Шпоры на босу ногу, стр. 75

Вдруг Чико что-то резко выкрикнул и остановился.

– Что такое? – спросил сержант.

– Ничего, ничего, – сказал Чико, похлопывая себя по бокам. – Сущая ерунда! – При этом он еще и лихорадочно осматривался по сторонам. Потом вдруг засмеялся, сказал: – Так! Хорошо! Не уходите, ждите меня здесь! – и стремительно скрылся в толпе.

Оставшись вдвоем, Мадам и сержант переглянулись. Кругом было тесно и шумно, густо пахло капустой и жареной птицей.

– Что это с ним? – спросил сержант.

– Боюсь, что ничего хорошего, – ответила Мадам.

– А куда он тогда побежал?

– Боюсь, что за вашими часами.

– А! – только и сказал сержант.

– Да вы не расстраивайтесь! – сказала Мадам. – У нас еще есть вот что!

И с этими словами она поспешно расстегнула верхнюю пуговицу шубы, рванула цепочку… и у нее на ладони оказалось маленькое колье с двумя довольно чистыми, а остальными… ну, скажем так, не очень ценными камнями.

– О, да что вы! – воскликнул сержант. – Я никогда…

– Пустяки! – возразила Мадам. – Излишние условности! И это, опять же, у вас. А у нас к этому относятся проще. Вот, смотрите! – и перейдя на местное наречие, она предложила колье стоявшей возле них торговке пирогами. Та посмотрела на колье, подумала, подумала… и отказалась. Мадам удивленно пожала плечами, прошла вперед и предложила старику-сапожнику. Потом еще кому-то. И еще… И виновато посмотрела на сержанта.

Сержант молчал. Кругом кричали, пели, гоготали, просили, возмущались, спорили, наигранно рыдали… А он молчал! Ему было неловко за Мадам. Ему было противно за себя! О, если бы он мог, думал тогда сержант, провалиться сквозь землю!

– Да, – сердито сказала Мадам. – Признаюсь, о таком я не думала. А нужно было ожидать! А!

И она неловко размахнулась, желая выбросить колье… И замерла. Она увидела шарманщика! Кривой старик в синей – трофейной! – гвардейской шинели крутил бесконечную мелодию о прелестной Катарине, а на плече у него сидела крашеная под попугая ворона и держала в клюве бубнового туза.

– Сержант! – Мадам схватила Дюваля за рукав и от волнения перешла на срывающийся шепот. – Вы спасены! Уже к обеду вы уедете отсюда в золоченом экипаже! Отправимся… Отправитесь в Москву, в Бордо, в Китай, в провинцию Ла-Плату – куда захотите!

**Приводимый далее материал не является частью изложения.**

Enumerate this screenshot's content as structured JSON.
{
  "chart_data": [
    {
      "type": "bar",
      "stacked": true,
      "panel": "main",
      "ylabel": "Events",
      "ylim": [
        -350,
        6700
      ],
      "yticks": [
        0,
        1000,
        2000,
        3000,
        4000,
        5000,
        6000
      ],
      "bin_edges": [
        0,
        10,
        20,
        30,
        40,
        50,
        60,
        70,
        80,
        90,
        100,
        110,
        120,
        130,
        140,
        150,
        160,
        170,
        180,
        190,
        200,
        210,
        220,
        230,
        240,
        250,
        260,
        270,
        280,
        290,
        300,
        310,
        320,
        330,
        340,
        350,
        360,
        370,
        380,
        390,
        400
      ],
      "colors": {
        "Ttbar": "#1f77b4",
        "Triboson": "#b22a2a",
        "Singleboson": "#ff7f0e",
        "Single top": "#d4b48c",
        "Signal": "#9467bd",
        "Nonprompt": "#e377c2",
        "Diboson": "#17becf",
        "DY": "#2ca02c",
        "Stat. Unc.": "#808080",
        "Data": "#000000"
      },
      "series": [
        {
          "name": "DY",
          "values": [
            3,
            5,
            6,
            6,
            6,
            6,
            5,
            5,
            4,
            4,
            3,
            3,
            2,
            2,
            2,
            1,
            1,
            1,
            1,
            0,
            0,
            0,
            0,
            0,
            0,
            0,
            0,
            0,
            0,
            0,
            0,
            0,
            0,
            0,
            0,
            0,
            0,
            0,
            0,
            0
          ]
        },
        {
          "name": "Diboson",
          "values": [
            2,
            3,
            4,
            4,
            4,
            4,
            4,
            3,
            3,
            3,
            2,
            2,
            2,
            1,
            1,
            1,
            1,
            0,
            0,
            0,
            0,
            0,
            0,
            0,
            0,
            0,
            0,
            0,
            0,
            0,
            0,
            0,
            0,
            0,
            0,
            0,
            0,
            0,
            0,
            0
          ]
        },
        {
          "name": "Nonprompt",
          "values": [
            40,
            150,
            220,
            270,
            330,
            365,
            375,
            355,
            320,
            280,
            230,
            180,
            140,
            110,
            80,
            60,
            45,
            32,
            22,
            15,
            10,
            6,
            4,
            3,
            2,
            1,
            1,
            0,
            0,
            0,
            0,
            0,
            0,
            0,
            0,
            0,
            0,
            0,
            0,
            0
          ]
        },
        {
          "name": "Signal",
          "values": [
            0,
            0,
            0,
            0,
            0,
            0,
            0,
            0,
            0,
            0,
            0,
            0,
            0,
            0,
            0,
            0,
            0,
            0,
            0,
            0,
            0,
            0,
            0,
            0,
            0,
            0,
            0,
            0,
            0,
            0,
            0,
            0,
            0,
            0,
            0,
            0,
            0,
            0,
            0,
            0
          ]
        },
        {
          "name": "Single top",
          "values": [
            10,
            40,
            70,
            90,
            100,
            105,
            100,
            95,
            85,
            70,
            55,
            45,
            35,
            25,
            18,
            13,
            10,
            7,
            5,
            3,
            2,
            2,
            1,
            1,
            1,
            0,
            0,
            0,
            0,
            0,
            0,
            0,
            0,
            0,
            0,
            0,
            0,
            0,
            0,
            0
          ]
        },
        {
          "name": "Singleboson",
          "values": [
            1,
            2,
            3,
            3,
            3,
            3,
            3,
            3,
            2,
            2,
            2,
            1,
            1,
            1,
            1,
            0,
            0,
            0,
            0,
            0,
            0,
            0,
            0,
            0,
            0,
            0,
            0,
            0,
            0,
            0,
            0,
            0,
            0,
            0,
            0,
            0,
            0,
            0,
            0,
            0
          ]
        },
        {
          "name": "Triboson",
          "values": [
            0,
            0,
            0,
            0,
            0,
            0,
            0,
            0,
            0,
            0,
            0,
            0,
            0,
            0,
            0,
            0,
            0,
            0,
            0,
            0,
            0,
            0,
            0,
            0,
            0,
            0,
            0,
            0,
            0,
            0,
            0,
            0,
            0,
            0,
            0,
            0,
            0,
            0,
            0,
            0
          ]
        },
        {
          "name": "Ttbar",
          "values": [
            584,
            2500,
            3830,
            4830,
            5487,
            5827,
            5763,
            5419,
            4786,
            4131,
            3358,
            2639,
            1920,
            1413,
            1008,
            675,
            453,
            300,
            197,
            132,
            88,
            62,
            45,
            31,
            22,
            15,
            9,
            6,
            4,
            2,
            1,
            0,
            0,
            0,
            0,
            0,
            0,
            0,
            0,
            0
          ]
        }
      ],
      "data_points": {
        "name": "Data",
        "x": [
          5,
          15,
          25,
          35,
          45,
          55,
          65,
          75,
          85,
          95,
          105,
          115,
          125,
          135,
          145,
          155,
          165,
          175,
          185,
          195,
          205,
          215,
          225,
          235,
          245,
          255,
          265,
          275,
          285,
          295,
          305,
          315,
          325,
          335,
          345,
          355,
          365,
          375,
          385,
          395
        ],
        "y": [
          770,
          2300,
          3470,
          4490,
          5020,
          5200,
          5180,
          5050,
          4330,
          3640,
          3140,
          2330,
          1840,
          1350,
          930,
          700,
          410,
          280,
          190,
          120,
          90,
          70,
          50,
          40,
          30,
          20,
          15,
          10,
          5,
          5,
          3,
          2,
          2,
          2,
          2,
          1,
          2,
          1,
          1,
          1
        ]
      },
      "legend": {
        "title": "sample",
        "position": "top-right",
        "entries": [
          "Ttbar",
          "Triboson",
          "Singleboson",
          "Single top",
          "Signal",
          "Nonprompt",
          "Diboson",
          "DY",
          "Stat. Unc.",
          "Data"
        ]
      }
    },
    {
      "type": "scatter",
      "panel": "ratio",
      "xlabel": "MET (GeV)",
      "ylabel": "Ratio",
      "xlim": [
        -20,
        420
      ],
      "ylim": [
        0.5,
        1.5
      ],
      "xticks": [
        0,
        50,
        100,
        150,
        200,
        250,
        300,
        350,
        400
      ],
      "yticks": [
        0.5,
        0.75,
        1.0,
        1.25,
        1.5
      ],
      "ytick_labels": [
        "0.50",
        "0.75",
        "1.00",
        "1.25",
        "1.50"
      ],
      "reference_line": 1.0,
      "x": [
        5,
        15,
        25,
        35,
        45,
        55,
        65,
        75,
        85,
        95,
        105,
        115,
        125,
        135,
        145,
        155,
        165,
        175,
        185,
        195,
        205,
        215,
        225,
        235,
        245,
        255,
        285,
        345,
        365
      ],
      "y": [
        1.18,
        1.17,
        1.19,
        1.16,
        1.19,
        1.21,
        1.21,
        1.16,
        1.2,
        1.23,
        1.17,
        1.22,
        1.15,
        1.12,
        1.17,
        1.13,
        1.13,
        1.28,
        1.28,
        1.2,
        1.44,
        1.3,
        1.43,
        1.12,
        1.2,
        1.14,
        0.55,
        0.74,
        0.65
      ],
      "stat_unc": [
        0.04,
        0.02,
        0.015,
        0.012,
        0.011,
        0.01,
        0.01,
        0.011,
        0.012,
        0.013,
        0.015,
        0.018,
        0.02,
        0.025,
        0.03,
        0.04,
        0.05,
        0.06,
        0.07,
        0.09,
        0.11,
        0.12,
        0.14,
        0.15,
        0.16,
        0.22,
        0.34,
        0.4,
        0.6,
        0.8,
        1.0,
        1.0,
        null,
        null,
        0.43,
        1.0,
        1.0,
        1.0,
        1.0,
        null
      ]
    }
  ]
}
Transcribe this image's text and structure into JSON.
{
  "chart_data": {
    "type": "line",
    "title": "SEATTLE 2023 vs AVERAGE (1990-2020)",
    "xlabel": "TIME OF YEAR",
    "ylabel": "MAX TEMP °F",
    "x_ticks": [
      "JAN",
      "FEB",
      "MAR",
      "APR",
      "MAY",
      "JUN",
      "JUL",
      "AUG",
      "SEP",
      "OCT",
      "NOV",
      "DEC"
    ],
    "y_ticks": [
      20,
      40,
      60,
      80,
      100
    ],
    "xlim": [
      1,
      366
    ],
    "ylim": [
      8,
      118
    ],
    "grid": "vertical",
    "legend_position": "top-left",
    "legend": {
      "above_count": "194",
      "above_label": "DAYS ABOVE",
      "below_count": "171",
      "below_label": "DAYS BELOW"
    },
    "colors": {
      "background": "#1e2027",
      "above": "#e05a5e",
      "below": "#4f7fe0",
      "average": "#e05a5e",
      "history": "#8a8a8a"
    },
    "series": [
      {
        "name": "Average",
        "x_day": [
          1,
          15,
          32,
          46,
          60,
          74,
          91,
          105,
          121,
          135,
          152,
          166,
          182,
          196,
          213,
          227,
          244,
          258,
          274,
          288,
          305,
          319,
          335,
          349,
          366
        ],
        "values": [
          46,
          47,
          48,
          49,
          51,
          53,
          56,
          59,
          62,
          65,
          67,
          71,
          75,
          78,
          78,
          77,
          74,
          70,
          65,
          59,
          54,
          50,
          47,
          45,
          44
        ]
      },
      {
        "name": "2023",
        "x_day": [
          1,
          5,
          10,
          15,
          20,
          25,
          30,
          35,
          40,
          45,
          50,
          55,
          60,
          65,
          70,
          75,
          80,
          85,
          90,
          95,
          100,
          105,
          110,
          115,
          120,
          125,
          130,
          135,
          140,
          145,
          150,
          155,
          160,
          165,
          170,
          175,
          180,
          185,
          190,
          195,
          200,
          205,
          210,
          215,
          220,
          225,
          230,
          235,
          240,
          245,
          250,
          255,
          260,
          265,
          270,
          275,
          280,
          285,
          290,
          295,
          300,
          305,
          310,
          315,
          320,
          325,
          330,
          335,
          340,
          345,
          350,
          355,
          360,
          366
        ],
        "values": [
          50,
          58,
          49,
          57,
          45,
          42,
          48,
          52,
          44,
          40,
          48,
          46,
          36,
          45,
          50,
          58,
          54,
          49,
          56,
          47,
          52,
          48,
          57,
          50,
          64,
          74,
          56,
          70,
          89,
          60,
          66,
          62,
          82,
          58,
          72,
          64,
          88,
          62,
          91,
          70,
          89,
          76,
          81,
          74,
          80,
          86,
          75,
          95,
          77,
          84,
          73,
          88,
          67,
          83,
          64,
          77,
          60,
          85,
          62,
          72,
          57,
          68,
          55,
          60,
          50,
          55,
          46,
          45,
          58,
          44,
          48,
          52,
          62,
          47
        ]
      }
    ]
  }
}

Острые ногти Мадам, казалось, пронзили рукав волчьей шубы, но сержант стоял, не шевелясь, и молчал. Кругом было тепло и хорошо, всем до единого, думал сержант, и только ему одному было ужасно грустно и еще ужасней стыдно. Мадам потащила его за собой, и он пошел за ней как во сне. А вот она уже потянула его за рукав – и он послушно сел в снег. Она расположилась рядом с ним…

И вот она уже ловко разбрасывала карты по своей чудесной шали, расстеленной едва ли не под ногами у прохожих. Разбрасывая карты, Мадам что-то призывно выкрикивала, и постепенно вокруг нее стали собираться любопытные. Тогда Мадам показала зрителям две карты – бубновой и трефовой масти, – перевернула их рубашками вверх, стремительно перетасовала, потом что-то спросила, обращаясь к собравшимся. Те молчали. Мадам рассмеялась, повертела в руках сверкавшее на солнце колье. Стоявшая рядом с ней молодая краснощекая крестьянка несмело шагнула вперед и указала на одну из карт. Карта оказалась красной, бубновой, и колье перешло к крестьянке. Собравшиеся одобрительно зашумели, Мадам же как ни в чем ни бывало вновь принялась тасовать карты, приговаривая при этом наверное весьма смешные слова, потому что собравшиеся весело переглядывались между собой. Но вот Мадам оставила карты в покое и посмотрела на зрителей. Дородный пожилой крестьянин в расшитом кожухе смело ткнул пальцем в одну из карт… которая оказалась черной, трефовой. Мадам с сожалением пожала плечами, а неудачник уронил на шаль завидный кусок сала и, провожаемый насмешками зрителей, понуро вышел из круга.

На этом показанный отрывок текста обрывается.